Electrogram (See Figure 6.1a) Electrogram interpretation
Wide band ventricular electrogram, obtained via standard electrocardiog-rapher, coupled to the programming wand. The sequence shows six consecutive arrhythmias (recognized as VT when upward spikes are displayed). Only the first five are shocked (downward spikes, numbered from 1 to 5). The first event is polymorphic VT degenerating to VF. The initial rhythm is faster than 180 bpm. The complexes are illegible after the shocks because of a polarization effect.
Fortunately, the rescue squad arrived after this sequence.
Diagnosis: For the first event: polymorphic VT, degenerating to VF.
Action: defibrillation; metoprolol IV; the patient was put on the emergency list for heart transplantation.
From top to bottom: surface electrocardiogram obtained by coupling a standard ECG machine to the programming wand and a bipolar (near-field) intracardiac ventricular electrogram.

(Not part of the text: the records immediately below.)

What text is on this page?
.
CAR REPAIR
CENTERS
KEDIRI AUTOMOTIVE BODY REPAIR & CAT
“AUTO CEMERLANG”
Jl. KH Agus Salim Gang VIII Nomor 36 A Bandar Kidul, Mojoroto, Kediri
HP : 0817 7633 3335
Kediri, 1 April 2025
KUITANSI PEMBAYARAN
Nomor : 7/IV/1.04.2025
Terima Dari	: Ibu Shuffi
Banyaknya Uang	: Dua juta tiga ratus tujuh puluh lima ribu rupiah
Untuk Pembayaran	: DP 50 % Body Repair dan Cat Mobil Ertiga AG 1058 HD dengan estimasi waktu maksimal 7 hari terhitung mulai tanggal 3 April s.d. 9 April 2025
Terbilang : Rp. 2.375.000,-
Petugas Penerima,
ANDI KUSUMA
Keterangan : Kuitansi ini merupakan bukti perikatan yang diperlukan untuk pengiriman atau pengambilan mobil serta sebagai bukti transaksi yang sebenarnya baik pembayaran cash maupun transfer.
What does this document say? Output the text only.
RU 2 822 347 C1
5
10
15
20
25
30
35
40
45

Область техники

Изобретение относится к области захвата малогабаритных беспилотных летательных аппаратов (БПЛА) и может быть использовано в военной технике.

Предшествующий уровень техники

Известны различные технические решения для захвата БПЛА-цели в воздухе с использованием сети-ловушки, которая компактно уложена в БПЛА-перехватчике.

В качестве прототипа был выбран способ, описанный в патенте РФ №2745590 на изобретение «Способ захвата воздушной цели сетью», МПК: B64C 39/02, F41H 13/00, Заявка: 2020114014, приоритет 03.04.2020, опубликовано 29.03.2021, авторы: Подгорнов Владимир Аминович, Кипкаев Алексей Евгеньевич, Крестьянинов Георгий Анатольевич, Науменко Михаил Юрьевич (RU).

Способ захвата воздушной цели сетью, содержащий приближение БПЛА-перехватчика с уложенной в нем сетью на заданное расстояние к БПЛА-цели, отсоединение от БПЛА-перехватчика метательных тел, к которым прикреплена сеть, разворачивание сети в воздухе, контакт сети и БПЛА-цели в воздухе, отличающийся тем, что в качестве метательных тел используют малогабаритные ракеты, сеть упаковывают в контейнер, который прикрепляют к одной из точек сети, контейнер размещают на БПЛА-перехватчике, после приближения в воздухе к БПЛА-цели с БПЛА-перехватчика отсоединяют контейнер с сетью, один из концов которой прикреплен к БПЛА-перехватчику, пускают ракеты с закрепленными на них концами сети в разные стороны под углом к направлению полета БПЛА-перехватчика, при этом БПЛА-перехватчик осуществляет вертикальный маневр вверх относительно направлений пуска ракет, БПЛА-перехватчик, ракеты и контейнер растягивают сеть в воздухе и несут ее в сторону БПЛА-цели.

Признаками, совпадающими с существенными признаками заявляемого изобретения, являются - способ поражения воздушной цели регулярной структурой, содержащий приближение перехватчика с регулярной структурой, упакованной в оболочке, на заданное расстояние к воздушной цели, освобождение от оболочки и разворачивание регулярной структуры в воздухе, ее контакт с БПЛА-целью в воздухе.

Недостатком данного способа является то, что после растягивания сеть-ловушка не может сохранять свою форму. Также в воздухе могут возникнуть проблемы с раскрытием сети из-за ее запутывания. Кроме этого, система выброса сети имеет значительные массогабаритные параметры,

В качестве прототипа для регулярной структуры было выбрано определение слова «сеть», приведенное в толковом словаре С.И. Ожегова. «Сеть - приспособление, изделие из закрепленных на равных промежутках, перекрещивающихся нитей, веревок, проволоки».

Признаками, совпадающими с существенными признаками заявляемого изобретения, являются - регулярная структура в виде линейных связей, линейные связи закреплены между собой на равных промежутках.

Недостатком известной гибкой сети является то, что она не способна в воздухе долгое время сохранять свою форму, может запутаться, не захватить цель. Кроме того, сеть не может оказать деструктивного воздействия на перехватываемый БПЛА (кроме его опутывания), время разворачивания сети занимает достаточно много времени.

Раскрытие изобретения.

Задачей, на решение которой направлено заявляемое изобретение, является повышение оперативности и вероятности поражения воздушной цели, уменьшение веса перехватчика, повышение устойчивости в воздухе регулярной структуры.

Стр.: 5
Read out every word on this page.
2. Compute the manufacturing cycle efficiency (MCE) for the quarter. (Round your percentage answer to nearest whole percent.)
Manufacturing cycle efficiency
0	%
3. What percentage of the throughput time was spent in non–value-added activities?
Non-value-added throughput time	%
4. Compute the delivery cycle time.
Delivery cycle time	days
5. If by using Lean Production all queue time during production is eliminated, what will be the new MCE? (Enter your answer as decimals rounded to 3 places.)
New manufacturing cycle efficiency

The latter was obtained at the time of ICD removal, during heart transplantation.
Diagnosis: sinus rhythm, with intraventricular conduction delay (the QRS width is at least 240 ms). The intracardiac amplitude is very small (less than 0.5 mV). The morphology of the available wide band electrogram in sinus rhythm suggests that arrhythmias 2, 3, and 4 might have been fast conducted supraventricular rhythm.